A committee of four interested and well-meaning librarians is not equivalent to a trained expert with actual education and experience.

There’s a reason most disciplines separate out the “subject-matter expert” (SME) from the other work. Instructional Designers are trained to do analysis, study users and measure outcomes, and work with a SME to incorporate their knowledge into a useful instructional product. The world at large differentiates between web design, content management, and quality assurance. And the first time you work with a real project manager, you’ll come to the stark realization that you’ve never before worked with a real project manager, because the experience is transformative.

Knowing the content and culture makes you a necessary part of a complete intervention. It doesn’t make you the only necessary part.

A question of value

“But Bill,” you’re saying after doing a quick check to see what my name is, “we don’t have the money to hire experts in everything, and besides, we’re dedicated to growing those sorts of expertise within the library profession.”

I’m not against that — who could be against that? But I do worry that it exemplifies an attitude that the value the library really offers is essentially embodied in the sorts of things librarians have been doing for a century or more — things that only librarians can do — and everything else that happens in a library adds notable but ultimately marginal value to the patrons.

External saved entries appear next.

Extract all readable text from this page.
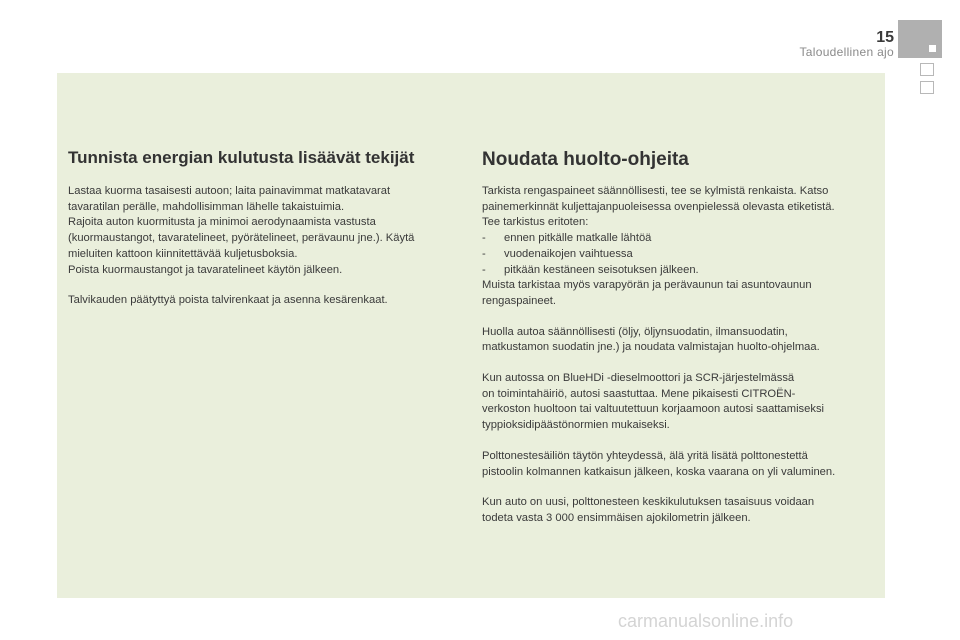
15
Taloudellinen ajo
Tunnista energian kulutusta lisäävät tekijät

Lastaa kuorma tasaisesti autoon; laita painavimmat matkatavarat
tavaratilan perälle, mahdollisimman lähelle takaistuimia.
Rajoita auton kuormitusta ja minimoi aerodynaamista vastusta
(kuormaustangot, tavaratelineet, pyörätelineet, perävaunu jne.). Käytä
mieluiten kattoon kiinnitettävää kuljetusboksia.
Poista kuormaustangot ja tavaratelineet käytön jälkeen.

Talvikauden päätyttyä poista talvirenkaat ja asenna kesärenkaat.

Noudata huolto-ohjeita

Tarkista rengaspaineet säännöllisesti, tee se kylmistä renkaista. Katso
painemerkinnät kuljettajanpuoleisessa ovenpielessä olevasta etiketistä.
Tee tarkistus eritoten:
- ennen pitkälle matkalle lähtöä
- vuodenaikojen vaihtuessa
- pitkään kestäneen seisotuksen jälkeen.
Muista tarkistaa myös varapyörän ja perävaunun tai asuntovaunun
rengaspaineet.

Huolla autoa säännöllisesti (öljy, öljynsuodatin, ilmansuodatin,
matkustamon suodatin jne.) ja noudata valmistajan huolto-ohjelmaa.

Kun autossa on BlueHDi -dieselmoottori ja SCR-järjestelmässä
on toimintahäiriö, autosi saastuttaa. Mene pikaisesti CITROËN-
verkoston huoltoon tai valtuutettuun korjaamoon autosi saattamiseksi
typpioksidipäästönormien mukaiseksi.

Polttonestesäiliön täytön yhteydessä, älä yritä lisätä polttonestettä
pistoolin kolmannen katkaisun jälkeen, koska vaarana on yli valuminen.

Kun auto on uusi, polttonesteen keskikulutuksen tasaisuus voidaan
todeta vasta 3 000 ensimmäisen ajokilometrin jälkeen.

carmanualsonline.info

That’s not true. The website, the instructional and outreach activities, increasingly complicated management, and (the big one these days) contract negotiation with vendors are all hugely important to the library, and arguably have a much bigger impact on the patrons as a group than, say, face-to-face reference work, or original cataloging. I know our digital environment is used orders of magnitude more than our physical plant, up to and including the actual librarians. Not all users are (or should be) valued equally, but when the zeros start stacking up like that, you should at least take a hard look at where your resources are being spent compared to where your patrons are deriving most of the value.

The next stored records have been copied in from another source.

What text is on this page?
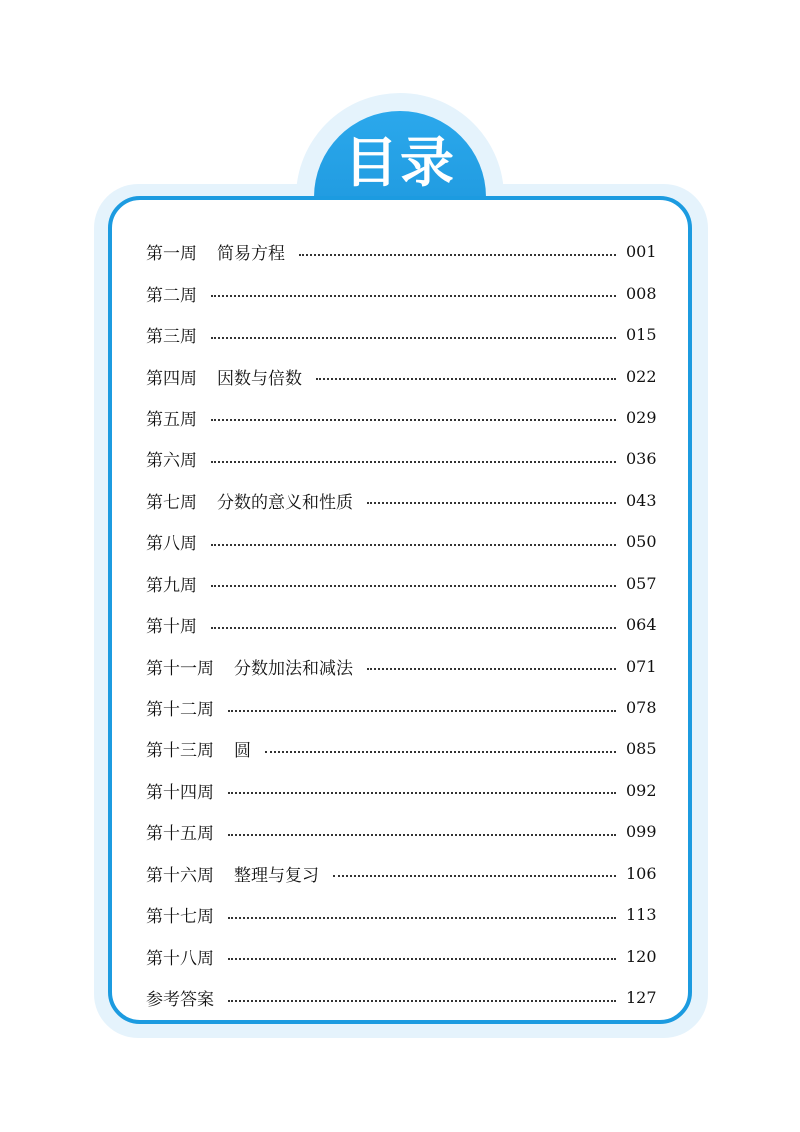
目录
第一周 简易方程	001
第二周	008
第三周	015
第四周 因数与倍数	022
第五周	029
第六周	036
第七周 分数的意义和性质	043
第八周	050
第九周	057
第十周	064
第十一周 分数加法和减法	071
第十二周	078
第十三周 圆	085
第十四周	092
第十五周	099
第十六周 整理与复习	106
第十七周	113
第十八周	120
参考答案	127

It’s great if you can get a librarian with the skills needed to excel at these “other” things. But when you put a near-novice in charge of something, you’re implicitly saying two things:

  1. This isn’t all that important to do well or quickly, which you can tell because we put you, a novice, in charge of it, and
  2. The work you were doing before isn’t that important, because we’re willing to pay you to try to learn all this stuff on-the-job instead of whatever you were doing before.

If there’s an eyes-wide-open assessment of the needs of the institution and they decide in favor of internal training, then that’s great. What I’m railing against is starting a project/program/whatever with the implicit attitude that the “library part” is specialized and hard, and that we don’t really care if everything else is done well, agilely, and quickly, because it’s essentially window dressing.

What to do?

Unfortunately, librarianship is, as a discipline, constantly under attack by people looking for a simple way to cut costs. I worry this has the unfortunate side effect of causing librarians as a culture to close ranks. One way this manifests itself is by many institutions requiring an MLS for just about any job in the library. I don’t think that’s in anyone’s interest.

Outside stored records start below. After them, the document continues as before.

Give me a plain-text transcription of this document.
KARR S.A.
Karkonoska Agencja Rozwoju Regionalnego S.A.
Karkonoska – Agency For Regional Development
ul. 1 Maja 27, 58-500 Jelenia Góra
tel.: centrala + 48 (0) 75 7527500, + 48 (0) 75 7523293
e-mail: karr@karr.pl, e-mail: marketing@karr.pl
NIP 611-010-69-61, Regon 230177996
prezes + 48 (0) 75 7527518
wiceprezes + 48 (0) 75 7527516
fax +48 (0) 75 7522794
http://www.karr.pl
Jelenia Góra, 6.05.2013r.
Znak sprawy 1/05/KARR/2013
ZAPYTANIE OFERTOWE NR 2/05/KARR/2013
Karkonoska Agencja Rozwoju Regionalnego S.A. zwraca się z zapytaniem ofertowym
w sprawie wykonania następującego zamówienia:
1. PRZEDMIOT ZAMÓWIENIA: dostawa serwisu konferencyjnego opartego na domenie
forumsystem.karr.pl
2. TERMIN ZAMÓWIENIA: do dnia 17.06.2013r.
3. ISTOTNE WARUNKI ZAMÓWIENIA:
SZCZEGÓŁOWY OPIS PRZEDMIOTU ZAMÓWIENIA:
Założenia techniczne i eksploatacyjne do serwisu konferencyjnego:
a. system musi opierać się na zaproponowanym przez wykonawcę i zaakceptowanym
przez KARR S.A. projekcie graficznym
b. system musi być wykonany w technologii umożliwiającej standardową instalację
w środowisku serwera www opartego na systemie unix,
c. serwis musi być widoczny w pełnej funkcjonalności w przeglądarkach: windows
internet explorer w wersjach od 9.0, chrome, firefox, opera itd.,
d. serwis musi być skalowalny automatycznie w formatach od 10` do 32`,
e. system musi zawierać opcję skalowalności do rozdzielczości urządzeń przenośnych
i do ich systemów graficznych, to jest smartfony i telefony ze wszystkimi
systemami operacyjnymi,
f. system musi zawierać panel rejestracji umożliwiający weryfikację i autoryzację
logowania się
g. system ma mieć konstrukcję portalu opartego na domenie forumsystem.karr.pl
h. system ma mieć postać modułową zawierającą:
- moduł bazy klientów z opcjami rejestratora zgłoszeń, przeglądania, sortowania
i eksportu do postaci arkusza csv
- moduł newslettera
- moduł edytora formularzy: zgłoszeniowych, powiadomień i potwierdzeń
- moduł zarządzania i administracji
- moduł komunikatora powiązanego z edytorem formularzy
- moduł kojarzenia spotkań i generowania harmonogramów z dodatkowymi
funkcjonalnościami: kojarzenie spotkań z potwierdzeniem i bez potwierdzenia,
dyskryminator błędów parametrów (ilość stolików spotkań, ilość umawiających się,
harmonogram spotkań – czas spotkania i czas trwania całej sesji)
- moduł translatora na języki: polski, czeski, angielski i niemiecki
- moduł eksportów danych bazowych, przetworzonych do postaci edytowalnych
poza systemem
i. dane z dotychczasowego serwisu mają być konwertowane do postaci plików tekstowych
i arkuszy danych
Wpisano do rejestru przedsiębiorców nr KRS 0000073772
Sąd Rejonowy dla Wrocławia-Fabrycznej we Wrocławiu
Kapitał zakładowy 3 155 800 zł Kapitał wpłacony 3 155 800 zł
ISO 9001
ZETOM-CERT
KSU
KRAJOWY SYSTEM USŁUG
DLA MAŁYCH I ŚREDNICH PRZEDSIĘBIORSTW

Are you better off hiring another librarian, or a programmer? Should you move someone off their duties to do system administration (almost certainly badly), or should you cut something else and outsource it? Do you have any idea at all if your instructional interventions have lasting impact? If not, maybe it’s time to hire someone to help you find out.

The days when the quality of a library’s services depended almost exclusively on the librarians and the collection are behind us. It takes a complex, heterogenous set of knowledge and expertise to provide the best service you can for as many patrons as you can. And maybe, just maybe, the best way to gather those skills is to hire some non-librarians and take advantage of what they know.

Librarians deserve to be valued for their expertise, education, and experience. So does everyone else.